Author George Johnson talks about the struggles of growing up Black and queer

Video edited by Beyza Vural 

Written by Alam Alidina

Student reporter Emma Hagood talked to George Johnson, author of The New York Times’ bestselling memoir “All Boys Aren’t Blue” at the SXSW EDU conference in Austin, Texas about the struggles of growing up Black and queer—and how that experience feels especially relevant now as those identities come under increasing legislative pressure. 

Their conversation was featured in an episode of our teen mental health podcast, On Our Minds with Matt and Faiza.

Johnson’s goal was to give men an outlet to discuss trauma through their memoir. “There is no place for anyone who identifies as [a] man or male to really say, I’ve been harmed, I’ve been abused,” Johnson said. 

To do so, Johnson had to redefine masculinity itself. It wasn’t just “the thing that said you should have fought back, you should have punched him, you should have killed him, you should have harmed him”—for Johnson, men, too, could be vulnerable. 

So they set out to write “All Boys Aren’t Blue” in an “extremely vulnerable and transparent” way, hoping to prove to queer teens that they “deserve the right to have their stories told.” 

But Johnson was undergoing personal struggles at the time. Their grandmother, whom they’d written about in the memoir, was diagnosed with a terminal brain tumor that gave her 12 to 18 months to live.

“I had to kind of like really come to terms with the fact that like I needed to heal from a lot of things from my past and also be figuring out what my grieving process would need to look like with her,” Johnson said.

Worse, when the memoir was finally published, their transparency brought immediate—and virulent—feedback. School boards removed “All Boys Aren’t Blue” from libraries in ten states. And in Iowa, legislation was drafted that would make it criminal for teachers to distribute the book at all.

Johnson had expected a response: “​​In being that vulnerable to share my story and being vulnerable to put that messaging out there, I had to go to a place where I knew I was making myself a potential target because these are things that we have always been taught are things that you do not talk about publicly.”

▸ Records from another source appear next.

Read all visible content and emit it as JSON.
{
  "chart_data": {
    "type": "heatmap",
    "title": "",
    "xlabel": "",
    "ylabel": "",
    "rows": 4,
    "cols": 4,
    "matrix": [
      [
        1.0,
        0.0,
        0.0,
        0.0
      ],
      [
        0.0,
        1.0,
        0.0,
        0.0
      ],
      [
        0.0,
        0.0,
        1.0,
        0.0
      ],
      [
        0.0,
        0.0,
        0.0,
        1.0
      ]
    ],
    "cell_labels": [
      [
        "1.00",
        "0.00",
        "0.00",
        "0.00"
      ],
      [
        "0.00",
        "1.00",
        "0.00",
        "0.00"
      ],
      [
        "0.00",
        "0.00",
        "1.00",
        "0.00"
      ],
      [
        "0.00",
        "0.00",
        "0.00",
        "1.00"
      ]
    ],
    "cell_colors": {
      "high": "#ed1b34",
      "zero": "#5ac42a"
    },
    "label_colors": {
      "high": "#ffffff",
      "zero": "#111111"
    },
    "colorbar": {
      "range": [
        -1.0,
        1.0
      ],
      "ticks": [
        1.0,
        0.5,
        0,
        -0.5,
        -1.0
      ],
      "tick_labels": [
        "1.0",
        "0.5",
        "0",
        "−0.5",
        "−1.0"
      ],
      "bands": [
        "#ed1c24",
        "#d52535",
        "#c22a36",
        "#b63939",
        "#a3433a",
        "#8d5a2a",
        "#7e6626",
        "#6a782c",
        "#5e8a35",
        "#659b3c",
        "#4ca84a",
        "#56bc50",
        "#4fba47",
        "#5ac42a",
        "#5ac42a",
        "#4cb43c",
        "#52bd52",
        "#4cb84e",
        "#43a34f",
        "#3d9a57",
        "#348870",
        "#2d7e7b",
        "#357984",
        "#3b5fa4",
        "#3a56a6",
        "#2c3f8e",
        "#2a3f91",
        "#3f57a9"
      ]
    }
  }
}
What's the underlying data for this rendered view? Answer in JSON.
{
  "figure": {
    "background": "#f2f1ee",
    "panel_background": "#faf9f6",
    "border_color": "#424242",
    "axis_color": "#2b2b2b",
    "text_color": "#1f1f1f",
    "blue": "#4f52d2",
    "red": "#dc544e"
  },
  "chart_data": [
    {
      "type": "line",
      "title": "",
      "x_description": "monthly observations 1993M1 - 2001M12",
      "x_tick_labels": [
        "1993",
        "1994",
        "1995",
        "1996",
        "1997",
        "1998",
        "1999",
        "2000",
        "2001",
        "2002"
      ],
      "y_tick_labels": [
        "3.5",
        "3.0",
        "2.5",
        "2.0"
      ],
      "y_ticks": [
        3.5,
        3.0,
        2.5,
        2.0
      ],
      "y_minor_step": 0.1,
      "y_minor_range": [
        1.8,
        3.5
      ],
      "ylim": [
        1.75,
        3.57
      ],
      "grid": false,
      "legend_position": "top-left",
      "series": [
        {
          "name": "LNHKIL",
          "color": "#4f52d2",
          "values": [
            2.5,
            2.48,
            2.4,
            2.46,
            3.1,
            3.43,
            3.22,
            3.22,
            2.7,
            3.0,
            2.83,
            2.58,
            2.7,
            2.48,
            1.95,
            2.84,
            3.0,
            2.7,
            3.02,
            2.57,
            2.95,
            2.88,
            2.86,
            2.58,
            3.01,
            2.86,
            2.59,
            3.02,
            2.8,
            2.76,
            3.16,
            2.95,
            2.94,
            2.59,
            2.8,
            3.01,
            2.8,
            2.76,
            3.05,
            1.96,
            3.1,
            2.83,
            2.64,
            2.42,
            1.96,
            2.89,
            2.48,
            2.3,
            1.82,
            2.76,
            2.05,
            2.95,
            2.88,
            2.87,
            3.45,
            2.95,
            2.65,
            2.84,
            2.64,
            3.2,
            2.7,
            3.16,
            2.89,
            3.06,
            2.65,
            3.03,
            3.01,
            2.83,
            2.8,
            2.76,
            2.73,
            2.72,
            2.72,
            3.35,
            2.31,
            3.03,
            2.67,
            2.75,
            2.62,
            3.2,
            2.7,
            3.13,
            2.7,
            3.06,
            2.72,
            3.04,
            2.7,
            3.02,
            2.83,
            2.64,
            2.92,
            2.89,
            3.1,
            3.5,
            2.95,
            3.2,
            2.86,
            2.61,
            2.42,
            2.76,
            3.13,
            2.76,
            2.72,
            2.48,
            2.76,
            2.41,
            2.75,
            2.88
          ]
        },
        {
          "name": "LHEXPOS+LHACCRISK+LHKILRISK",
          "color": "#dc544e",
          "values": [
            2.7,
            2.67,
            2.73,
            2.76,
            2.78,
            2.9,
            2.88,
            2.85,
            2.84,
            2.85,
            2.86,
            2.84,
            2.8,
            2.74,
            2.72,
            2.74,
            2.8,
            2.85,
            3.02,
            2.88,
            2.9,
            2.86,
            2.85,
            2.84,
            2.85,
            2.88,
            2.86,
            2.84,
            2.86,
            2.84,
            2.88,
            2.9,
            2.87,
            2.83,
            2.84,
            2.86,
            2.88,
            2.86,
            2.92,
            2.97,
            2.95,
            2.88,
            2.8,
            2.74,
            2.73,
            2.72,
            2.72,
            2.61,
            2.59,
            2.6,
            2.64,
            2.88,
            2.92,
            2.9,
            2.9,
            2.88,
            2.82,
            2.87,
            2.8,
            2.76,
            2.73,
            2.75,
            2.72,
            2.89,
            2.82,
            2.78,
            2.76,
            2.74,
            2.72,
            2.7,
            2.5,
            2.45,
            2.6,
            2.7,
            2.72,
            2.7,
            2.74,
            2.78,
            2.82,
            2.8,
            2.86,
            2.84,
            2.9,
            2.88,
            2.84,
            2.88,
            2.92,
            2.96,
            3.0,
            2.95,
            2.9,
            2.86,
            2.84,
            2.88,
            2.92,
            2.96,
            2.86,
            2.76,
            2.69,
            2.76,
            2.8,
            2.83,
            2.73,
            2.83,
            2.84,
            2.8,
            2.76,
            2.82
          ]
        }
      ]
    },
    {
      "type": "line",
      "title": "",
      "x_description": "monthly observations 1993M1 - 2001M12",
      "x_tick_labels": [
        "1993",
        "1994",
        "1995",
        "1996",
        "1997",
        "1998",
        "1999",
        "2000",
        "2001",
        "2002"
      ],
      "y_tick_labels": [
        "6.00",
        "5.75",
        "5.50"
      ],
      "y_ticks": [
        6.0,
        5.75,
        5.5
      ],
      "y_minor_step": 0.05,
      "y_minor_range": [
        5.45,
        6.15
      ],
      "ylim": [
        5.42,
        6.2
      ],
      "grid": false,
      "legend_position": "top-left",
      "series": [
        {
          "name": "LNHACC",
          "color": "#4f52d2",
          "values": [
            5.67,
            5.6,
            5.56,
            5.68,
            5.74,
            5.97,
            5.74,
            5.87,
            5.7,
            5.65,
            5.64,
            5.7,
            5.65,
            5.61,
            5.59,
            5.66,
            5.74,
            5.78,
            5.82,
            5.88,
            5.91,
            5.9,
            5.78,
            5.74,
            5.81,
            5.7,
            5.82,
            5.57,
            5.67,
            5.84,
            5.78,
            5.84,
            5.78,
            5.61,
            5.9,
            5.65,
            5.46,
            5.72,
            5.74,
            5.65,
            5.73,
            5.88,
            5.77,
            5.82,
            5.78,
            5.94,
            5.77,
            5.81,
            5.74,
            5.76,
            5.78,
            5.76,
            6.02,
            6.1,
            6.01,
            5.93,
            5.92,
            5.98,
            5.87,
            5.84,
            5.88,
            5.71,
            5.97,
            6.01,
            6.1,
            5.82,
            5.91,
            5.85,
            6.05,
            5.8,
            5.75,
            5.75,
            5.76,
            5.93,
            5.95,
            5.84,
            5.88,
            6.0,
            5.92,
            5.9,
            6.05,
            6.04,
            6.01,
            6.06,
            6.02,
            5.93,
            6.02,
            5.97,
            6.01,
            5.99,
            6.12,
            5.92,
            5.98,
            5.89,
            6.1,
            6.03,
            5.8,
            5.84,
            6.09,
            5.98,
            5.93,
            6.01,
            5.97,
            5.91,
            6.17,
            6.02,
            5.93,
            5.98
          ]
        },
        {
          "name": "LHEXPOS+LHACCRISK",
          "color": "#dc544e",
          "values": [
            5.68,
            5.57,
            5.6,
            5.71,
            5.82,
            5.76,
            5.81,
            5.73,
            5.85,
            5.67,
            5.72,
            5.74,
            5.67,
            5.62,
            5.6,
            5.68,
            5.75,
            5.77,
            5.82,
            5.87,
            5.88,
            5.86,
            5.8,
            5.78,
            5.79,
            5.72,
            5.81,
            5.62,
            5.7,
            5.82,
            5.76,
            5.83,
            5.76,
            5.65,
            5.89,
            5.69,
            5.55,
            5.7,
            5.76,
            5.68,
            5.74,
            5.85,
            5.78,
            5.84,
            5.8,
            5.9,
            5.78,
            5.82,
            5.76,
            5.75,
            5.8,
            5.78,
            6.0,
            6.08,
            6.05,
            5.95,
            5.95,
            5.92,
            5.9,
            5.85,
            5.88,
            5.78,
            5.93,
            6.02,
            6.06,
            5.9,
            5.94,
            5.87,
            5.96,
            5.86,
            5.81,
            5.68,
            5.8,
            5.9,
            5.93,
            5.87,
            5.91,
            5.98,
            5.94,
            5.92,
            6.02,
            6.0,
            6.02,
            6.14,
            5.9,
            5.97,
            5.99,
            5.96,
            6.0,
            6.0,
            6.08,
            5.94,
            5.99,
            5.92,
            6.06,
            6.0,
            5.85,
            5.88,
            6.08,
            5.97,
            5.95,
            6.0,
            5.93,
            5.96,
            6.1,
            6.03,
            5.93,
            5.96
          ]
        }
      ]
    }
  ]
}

But now that “All Boys Aren’t Blue” is out, they hope it can be a source of comfort to LGBTQ teens, especially those who feel marginalized by the regressive legislation that’s been passed in Texas and Florida and is being proposed across the country.

“Writing this book was a way it was cathartic in a way where telling these stories and putting them out to the world gave me the opportunity to get them out of me,” Johnson said. “And I am now watching other people be healed from my healing.”